Wednesday, December 2, 2009

Plots to test assumptions

I'm a little confused on the which assumptions are being tested & with what plots? Can you correct me/give me more info on the following:
Assumptions 1 & 2 we don't look at any plots for
Assumption 3: we look at a partial regression plot...is it the same one as for homoscedasicity??
Assumption 4:I have no idea!
Assumption 5: Homoscedasicity...a residual plot...is this the same as a partial regression plot?
Assumption 6: Histogram and Normal p-p plot?

Also, what is a bivariate scatterplot & is this different from a partial regression plot? do we ever use a bivariate scatterplot?

3 comments:

Grace Liu said...

Assumption 1 and 2: correct, they are conceptual.

Assumption 3: you actually do not look at the same graph that you look at for homoscedasticity. If I am getting this right, I can see why you were thinking about that because Sung got the same bullet point on his handout: "Plot the residuals (i.e., errors) on the Y axis and the predicted values (Y hat) on the X axis." For the plot that you look at for assumption 3, you will get a line indicating the relationship between each IV and the DV. So, you will have separate plots for each IV. If the line is not straight, let's say it's a bell curve, the relationship between IV and DV is not clear and cannot explained by LINEAR regression, hence it violate assumption 3.

assumption 4: it basically means that the data points of your DV is not independent from each other.

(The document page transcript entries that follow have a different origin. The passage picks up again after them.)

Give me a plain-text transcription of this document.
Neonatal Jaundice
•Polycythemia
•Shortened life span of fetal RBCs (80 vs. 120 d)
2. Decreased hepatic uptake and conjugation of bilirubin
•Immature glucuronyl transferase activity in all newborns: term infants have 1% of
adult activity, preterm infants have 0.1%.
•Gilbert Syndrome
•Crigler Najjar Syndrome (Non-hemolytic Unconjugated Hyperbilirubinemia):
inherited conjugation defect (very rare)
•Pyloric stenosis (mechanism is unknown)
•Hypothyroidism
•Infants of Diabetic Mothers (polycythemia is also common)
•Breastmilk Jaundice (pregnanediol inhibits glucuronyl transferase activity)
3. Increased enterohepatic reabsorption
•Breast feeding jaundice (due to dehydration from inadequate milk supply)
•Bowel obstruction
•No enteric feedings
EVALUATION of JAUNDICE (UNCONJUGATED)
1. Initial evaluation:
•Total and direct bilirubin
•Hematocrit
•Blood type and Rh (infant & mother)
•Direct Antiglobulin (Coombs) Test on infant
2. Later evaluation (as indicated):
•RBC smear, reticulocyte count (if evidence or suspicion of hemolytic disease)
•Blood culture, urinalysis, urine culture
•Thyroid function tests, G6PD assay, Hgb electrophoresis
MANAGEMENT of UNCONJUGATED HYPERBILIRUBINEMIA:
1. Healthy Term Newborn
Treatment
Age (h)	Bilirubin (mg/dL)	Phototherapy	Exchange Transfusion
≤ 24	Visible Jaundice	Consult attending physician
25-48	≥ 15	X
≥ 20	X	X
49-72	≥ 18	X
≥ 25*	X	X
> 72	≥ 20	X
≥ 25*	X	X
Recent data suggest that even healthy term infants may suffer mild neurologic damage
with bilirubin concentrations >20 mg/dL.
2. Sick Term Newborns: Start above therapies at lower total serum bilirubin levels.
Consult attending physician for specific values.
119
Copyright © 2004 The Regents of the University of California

Let's say your DV is marriage satisfaction, and your subjects are husbands and wives. They data that you get is not independent from each other because husband and wives share the same environment and their shared environment probably affects marriage satisfaction. So, the assumption is not violated when we're predicting grad. school GPA from college GPA just because all of you went to different colleges.

assumption 5: you actually don't look at partial regression plot for this assumption. you look at a plot which has residuals around the line (y = 0). y = 0 when the predicted values is exactly the same with the actual score. so, this time you really have to look at the plot with "the residuals (i.e., errors) on the Y axis and the predicted values (Y hat) on the X axis"

assumption 6: you're right! just look at Q-Q plot and histogram with a normal curve of the residuals.

Bivariate scatter plot does not take other independent variables into account while a partial regression plot take other IVs into account, ie. holding other IVs constant, how the regression is like for that one particular IV predicts the DV in multiple regression. So, a bivariate scatter plot is different from a partial regression plot in multiple regression (2 or more IVs) while not in simple regression (1 IV).

Hope this helps!

Nikki Frederick said...

Yes, that helps! My only remaining question is: when you do use a bivariate scatterplot and/or when do you use a partial regression plot? Assumption 3?

Grace Liu said...

bingo! you use the partial regression plot to find out whether your data violate assumption #3 or not.

You get one partial regression plot for each IV that you have in your model. It tells you the relationship between that particular IV and the DV and it shows whether the relationship is going in one direction or going in two directions. So, let's say that you gets a bell shape pattern of residuals (not the line/slope!) on the partial regression plot, it is obvious that the relationship between the one IV and the DV goes to two different direction, hence, it violates the assumption of correct form of relationship.